Alexei Teneta. Herder and Kolkhoz Woman statues

Another piece, made together with Dmitry Schwartz, is called Bolsheviks of the North sculpture group, which decorated the Soviet Arctic Pavilion in 1939. It features several profession: a pilot in the centre, with a sailor, kolkhoz woman, miner, fisher and hunter nearby. The sculpture group was lost together with the pavilion.

Alexei Teneta. Bolsheviks of the North sculpture group

In 1951–1954, Alexei Teneta and other masters took part in designing sculptures for the Friendship of Nations fountain: girls wearing national dresses and representing SSR republics.

Teneta worked in the genre of easel, monument and monument-decorative sculpture. His works are kept in the Russian Museum and the Tretyakov Gallery as well as in private collections in Russia and abroad. Teneta’s most famous piece, the monument to the Fighters for Soviet Power in the Far East, was created in 1961. The sculpture decorates the central square in Vladivostok. It is considered one of the best monument works of the postwar period.

Expert wood carver

Soviet sculptor Lev Kardashev (1905–1964) was known as an expert wood carver in the artistic community. He made sculptures for the exhibition during two periods: the construction in the late 1930s and its renovation in the 1950s.

In 1939, Kardashev’s sculpture group was on show near the diorama of the Ukrainian SSR in the Main Pavilion, but later it was lost.

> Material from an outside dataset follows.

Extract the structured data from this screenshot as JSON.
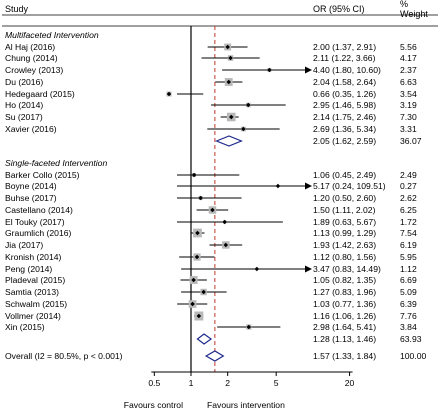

However, the most famous work by the sculptor, the unique New Life wooden relief, has survived. It adorns the pediment of Pavilion 67 Soviet Press (former Pavilion of the Karelo-Finnish SSR). The pediment’s inner space has five reliefs representing electrification and the main branches of the Karelo-Finnish SSR’s national economy: agriculture, forestry, cattle breeding and fishing. Wooden statues of a kolkhoz farmer with a book and a worker with a wrench stand on double wooden columns.

Kardashev was a relative of the famous painter and sketcher Vladimir Favorsky and a student of the renowned animal sculptor Ivan Yefimov. There is a house in Moscow where these artists used to work. It is known as the Red House in Novogireyevo and is located near Entuziastov Motorway. In 1936, Favorsky, Yefimov and Kardashev got a land plot to build housing and studios. They designed the three-storey brick house themselves and completed the construction by 1939.